Listening to four living governors at the Indiana State Fair Foundation’s Harvest Dinner brought to mind the only true farmer to serve in the state’s highest elected office.

That was James Douglas “Blue Jeans” Williams, who emerged off a 3,500-acre spread near Monroe City to serve in the General Assembly, Congress and then as our 17th governor. He had been compared to President Abraham Lincoln physically and philosophically. His career was forged in the state’s pioneer era, the Civil War, and he extend rights and opportunities for many Hoosiers.

When Williams won the governorship in 1877, he defeated future president Benjamin Harrison. He championed women’s rights, advocated for widows to inherit farmland, and found funding for the fledgling land grant Purdue University as well as for the new (and current) Indiana Statehouse.

When the living governors — Democrat Evan Bayh (1989-97) and Republicans Mitch Daniels (2005-13), Mike Pence (2013-17), and current Eric Holcomb — were on stage, moderator Cindy Hoye asked them for “pearls of wisdom” for future generations.

Daniels noted that every 80 years or so America faces a cataclysm. There was the 1776 Revolution, the 1861 Civil War, and eight decades later the Great Depression leading into World War II.

Daniels’ first advice was: “Try to be a person that people trust.”

“… If you look at history, the failure or success of civilizations that have come before us has been the way they handle the great crisis,” said Daniels. “I think today’s young people more likely than not will be in their leadership years when that happens. It could be domestic or our debts and the economy, or international in origin. We have to be mindful that this does happen, some believe cyclically over so many decades.”

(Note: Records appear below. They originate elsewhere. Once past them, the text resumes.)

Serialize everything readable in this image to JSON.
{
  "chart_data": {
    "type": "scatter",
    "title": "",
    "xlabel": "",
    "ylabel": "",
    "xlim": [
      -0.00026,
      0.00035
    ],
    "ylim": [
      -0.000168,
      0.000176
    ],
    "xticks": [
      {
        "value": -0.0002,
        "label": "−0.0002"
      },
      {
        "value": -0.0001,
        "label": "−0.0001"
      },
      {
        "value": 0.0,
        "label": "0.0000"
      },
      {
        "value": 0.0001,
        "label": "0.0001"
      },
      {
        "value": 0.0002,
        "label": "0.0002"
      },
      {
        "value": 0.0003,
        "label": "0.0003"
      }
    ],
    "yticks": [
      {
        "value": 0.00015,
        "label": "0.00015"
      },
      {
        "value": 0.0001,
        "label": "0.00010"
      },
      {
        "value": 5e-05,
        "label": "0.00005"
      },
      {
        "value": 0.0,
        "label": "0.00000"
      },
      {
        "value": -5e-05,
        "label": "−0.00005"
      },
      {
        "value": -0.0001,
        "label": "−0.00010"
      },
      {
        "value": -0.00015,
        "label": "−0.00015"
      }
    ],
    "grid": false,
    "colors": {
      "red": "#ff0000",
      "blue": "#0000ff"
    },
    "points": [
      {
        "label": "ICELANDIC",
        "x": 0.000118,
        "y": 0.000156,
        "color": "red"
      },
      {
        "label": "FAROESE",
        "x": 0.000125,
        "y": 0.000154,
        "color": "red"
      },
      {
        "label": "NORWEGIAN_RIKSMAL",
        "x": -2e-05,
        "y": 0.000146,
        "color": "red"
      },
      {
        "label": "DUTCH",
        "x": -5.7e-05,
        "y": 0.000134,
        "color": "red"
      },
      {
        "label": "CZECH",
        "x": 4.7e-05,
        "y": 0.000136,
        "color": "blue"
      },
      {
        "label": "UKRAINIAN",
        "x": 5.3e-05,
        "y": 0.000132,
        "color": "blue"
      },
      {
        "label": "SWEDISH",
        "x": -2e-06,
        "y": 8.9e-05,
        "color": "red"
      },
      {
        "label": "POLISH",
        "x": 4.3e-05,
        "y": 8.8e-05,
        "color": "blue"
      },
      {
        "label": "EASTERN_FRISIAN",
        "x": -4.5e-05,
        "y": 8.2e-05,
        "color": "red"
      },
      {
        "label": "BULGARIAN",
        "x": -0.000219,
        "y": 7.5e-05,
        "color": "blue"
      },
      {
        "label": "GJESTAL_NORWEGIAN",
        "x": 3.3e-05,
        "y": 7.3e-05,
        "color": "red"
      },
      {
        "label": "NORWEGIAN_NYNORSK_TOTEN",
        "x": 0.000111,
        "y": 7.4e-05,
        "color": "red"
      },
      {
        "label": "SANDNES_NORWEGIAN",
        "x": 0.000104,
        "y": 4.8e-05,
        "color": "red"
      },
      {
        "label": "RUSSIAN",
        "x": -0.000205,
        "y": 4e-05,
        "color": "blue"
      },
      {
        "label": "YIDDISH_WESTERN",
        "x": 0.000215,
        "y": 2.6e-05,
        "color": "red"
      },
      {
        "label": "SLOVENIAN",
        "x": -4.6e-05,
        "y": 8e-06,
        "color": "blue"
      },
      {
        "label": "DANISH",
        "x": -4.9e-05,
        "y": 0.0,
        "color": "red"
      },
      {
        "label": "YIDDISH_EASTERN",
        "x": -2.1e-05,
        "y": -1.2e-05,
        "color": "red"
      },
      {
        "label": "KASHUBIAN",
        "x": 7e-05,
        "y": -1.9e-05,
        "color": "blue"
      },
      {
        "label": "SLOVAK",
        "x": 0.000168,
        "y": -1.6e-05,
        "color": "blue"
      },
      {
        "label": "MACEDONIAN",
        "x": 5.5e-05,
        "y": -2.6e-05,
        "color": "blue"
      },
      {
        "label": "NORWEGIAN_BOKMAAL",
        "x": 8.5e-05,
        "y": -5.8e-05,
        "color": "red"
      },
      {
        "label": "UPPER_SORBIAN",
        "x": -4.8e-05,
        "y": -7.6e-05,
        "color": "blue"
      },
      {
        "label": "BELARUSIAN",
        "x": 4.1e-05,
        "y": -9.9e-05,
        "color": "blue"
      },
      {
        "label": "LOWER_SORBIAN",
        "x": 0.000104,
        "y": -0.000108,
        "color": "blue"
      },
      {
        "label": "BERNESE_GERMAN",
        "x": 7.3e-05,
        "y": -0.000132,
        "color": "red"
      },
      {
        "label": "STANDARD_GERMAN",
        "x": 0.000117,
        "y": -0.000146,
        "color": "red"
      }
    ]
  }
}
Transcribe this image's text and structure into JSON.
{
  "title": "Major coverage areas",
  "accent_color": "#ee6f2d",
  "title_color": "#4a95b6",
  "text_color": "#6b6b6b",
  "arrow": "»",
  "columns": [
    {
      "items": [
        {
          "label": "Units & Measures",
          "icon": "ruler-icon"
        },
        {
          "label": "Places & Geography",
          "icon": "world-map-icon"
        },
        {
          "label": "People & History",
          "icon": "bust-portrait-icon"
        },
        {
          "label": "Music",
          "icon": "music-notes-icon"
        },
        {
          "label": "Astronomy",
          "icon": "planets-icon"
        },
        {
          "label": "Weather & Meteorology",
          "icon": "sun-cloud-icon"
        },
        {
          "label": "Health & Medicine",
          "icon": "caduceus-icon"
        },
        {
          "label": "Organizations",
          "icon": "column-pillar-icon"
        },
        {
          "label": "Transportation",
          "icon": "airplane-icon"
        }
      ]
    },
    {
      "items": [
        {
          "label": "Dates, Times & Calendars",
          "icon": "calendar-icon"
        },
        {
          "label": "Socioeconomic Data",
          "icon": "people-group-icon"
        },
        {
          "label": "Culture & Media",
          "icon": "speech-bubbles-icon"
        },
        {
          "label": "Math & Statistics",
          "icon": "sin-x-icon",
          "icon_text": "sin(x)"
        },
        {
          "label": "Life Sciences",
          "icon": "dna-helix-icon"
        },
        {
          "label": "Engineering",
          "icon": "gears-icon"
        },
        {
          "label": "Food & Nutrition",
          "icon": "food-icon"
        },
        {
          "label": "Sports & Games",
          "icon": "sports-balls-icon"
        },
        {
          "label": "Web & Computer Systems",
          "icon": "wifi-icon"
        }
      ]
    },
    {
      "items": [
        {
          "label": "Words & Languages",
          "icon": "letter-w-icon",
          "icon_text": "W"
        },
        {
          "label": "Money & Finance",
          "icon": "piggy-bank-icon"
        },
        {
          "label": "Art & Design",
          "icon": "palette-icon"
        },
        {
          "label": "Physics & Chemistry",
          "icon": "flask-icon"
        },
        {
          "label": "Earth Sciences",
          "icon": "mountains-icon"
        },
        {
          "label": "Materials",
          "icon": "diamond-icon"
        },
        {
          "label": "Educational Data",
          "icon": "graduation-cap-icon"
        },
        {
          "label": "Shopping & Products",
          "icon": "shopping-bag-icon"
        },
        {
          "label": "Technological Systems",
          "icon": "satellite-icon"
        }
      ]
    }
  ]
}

And to great applause from the audience, Daniels added of the coming generation: “They’re going to be up to it and they’re going to do a better job than some of their predecessors did. They’re going to get a chance at greatness. That’s when greatness is actually defined.”

Bayh was introduced as a “senator” and quickly said, “It’s Gov. Bayh.” He noted his current service on a national intelligence service commission. “I’ve been focusing on what’s going on in China, Russia, Iran and Venezuela,” he said before getting to the crux.

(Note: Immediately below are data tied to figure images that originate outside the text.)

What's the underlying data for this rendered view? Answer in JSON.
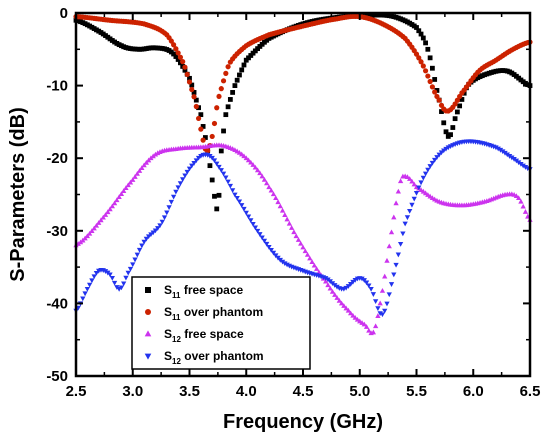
{
  "chart_data": {
    "type": "scatter",
    "title": "",
    "xlabel": "Frequency (GHz)",
    "ylabel": "S-Parameters (dB)",
    "xlim": [
      2.5,
      6.5
    ],
    "ylim": [
      -50,
      0
    ],
    "xticks": [
      "2.5",
      "3.0",
      "3.5",
      "4.0",
      "4.5",
      "5.0",
      "5.5",
      "6.0",
      "6.5"
    ],
    "yticks": [
      "0",
      "-10",
      "-20",
      "-30",
      "-40",
      "-50"
    ],
    "grid": false,
    "legend_position": "bottom-center",
    "series": [
      {
        "name": "S11 free space",
        "label_main": "S",
        "label_sub": "11",
        "label_rest": " free space",
        "marker": "square",
        "color": "#000000",
        "points": [
          [
            2.5,
            -1
          ],
          [
            2.7,
            -2.5
          ],
          [
            2.9,
            -4.5
          ],
          [
            3.05,
            -5
          ],
          [
            3.2,
            -4.8
          ],
          [
            3.35,
            -5.5
          ],
          [
            3.5,
            -9
          ],
          [
            3.6,
            -14
          ],
          [
            3.65,
            -18
          ],
          [
            3.7,
            -23
          ],
          [
            3.75,
            -27
          ],
          [
            3.78,
            -19
          ],
          [
            3.82,
            -14
          ],
          [
            3.9,
            -10
          ],
          [
            4.0,
            -6.5
          ],
          [
            4.2,
            -3.5
          ],
          [
            4.5,
            -1.5
          ],
          [
            4.8,
            -0.6
          ],
          [
            5.1,
            -0.3
          ],
          [
            5.3,
            -0.5
          ],
          [
            5.5,
            -2
          ],
          [
            5.6,
            -5
          ],
          [
            5.7,
            -12
          ],
          [
            5.78,
            -17
          ],
          [
            5.85,
            -14
          ],
          [
            5.95,
            -10
          ],
          [
            6.1,
            -8.5
          ],
          [
            6.3,
            -8
          ],
          [
            6.5,
            -10
          ]
        ]
      },
      {
        "name": "S11 over phantom",
        "label_main": "S",
        "label_sub": "11",
        "label_rest": " over phantom",
        "marker": "circle",
        "color": "#cc2200",
        "points": [
          [
            2.5,
            -0.5
          ],
          [
            2.8,
            -1
          ],
          [
            3.1,
            -1.5
          ],
          [
            3.3,
            -3
          ],
          [
            3.45,
            -7
          ],
          [
            3.55,
            -12
          ],
          [
            3.6,
            -16
          ],
          [
            3.65,
            -19
          ],
          [
            3.7,
            -17
          ],
          [
            3.75,
            -12
          ],
          [
            3.85,
            -7
          ],
          [
            4.0,
            -4.5
          ],
          [
            4.2,
            -3
          ],
          [
            4.5,
            -1.8
          ],
          [
            4.8,
            -0.8
          ],
          [
            5.0,
            -0.5
          ],
          [
            5.2,
            -1.5
          ],
          [
            5.4,
            -3.5
          ],
          [
            5.55,
            -7
          ],
          [
            5.7,
            -12
          ],
          [
            5.78,
            -13.5
          ],
          [
            5.9,
            -11
          ],
          [
            6.05,
            -8
          ],
          [
            6.2,
            -6.5
          ],
          [
            6.35,
            -5
          ],
          [
            6.5,
            -4
          ]
        ]
      },
      {
        "name": "S12 free space",
        "label_main": "S",
        "label_sub": "12",
        "label_rest": " free space",
        "marker": "triangle-up",
        "color": "#cc33ee",
        "points": [
          [
            2.5,
            -32
          ],
          [
            2.75,
            -28
          ],
          [
            3.0,
            -23
          ],
          [
            3.2,
            -19.5
          ],
          [
            3.4,
            -18.7
          ],
          [
            3.6,
            -18.5
          ],
          [
            3.8,
            -18.3
          ],
          [
            4.0,
            -20
          ],
          [
            4.2,
            -24
          ],
          [
            4.45,
            -31
          ],
          [
            4.7,
            -37
          ],
          [
            4.9,
            -41
          ],
          [
            5.05,
            -43
          ],
          [
            5.12,
            -44
          ],
          [
            5.18,
            -40
          ],
          [
            5.25,
            -33
          ],
          [
            5.35,
            -24
          ],
          [
            5.4,
            -22.5
          ],
          [
            5.5,
            -24
          ],
          [
            5.7,
            -26
          ],
          [
            5.9,
            -26.5
          ],
          [
            6.1,
            -26
          ],
          [
            6.3,
            -25
          ],
          [
            6.4,
            -25.5
          ],
          [
            6.5,
            -28.5
          ]
        ]
      },
      {
        "name": "S12 over phantom",
        "label_main": "S",
        "label_sub": "12",
        "label_rest": " over phantom",
        "marker": "triangle-down",
        "color": "#2233ee",
        "points": [
          [
            2.5,
            -41
          ],
          [
            2.6,
            -38
          ],
          [
            2.7,
            -35.5
          ],
          [
            2.8,
            -36
          ],
          [
            2.88,
            -38
          ],
          [
            2.95,
            -36
          ],
          [
            3.1,
            -31.5
          ],
          [
            3.25,
            -29
          ],
          [
            3.4,
            -24
          ],
          [
            3.55,
            -20.5
          ],
          [
            3.65,
            -19.5
          ],
          [
            3.75,
            -21
          ],
          [
            3.9,
            -25
          ],
          [
            4.1,
            -30
          ],
          [
            4.3,
            -34
          ],
          [
            4.5,
            -35.5
          ],
          [
            4.7,
            -36.5
          ],
          [
            4.85,
            -38
          ],
          [
            5.0,
            -36.5
          ],
          [
            5.1,
            -38
          ],
          [
            5.2,
            -41.5
          ],
          [
            5.3,
            -36
          ],
          [
            5.4,
            -29
          ],
          [
            5.55,
            -23
          ],
          [
            5.7,
            -19.5
          ],
          [
            5.85,
            -18
          ],
          [
            6.0,
            -17.7
          ],
          [
            6.2,
            -18.5
          ],
          [
            6.35,
            -20
          ],
          [
            6.5,
            -21.5
          ]
        ]
      }
    ]
  }
}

“Our children’s generation is going to be shaped by a global contest that is taking place now,” Bayh said. “It will be the contest and struggle between autocracy and dictatorship that those countries represent and freedom and liberty of that the United States and our allies represent.”

This comes as some candidates talk of suspending the U.S. Constitution or promising to be a “dictator on day one” if elected.

“Living in a dictatorship is in some ways fairly simple,” Bayh continued. “You’re in service to the country. You have no rights, no liberties. You’re just disposable by the rule of a tyrant. Your individual freedom does not matter. You just do what you’re told.

“Living in democracy is hard,” Bayh said. “It’s difficult. It’s all about our individual freedom and what the government can occasionally do to empower us to our own full potential as individuals. That’s why we rebelled against the king way back when. So that’s the first thing I would say to the next generation: Stand for freedom.”

He said of the Russians and Chinese, “They cannot possibly defeat the United States of America. It is possible that we could defeat ourselves. … We’re not all alike, we don’t look alike, we don’t worship alike. But we reconcile those differences. And the crucible of our democracy is finding common ground together.”

He quoted his grandfather, Col. Birch Evans Bayh: “Nobody ever learned anything by talking. But you can learn a lot by listening.”

Bayh concluded in a manner Gov. Blue Jeans Bill would have admired: “I was born on our family farm in Shirkieville, Ind. You can’t talk to too many Hoosiers who weren’t one or two generations from the family farm.

“This fair and our agriculture heritage is part of the fabric that unites us as Hoosiers. Even more, it’s the values you learn: Hard work, ingenuity, thrift, being a good neighbor, being patriotic. Those the core of Indiana values.”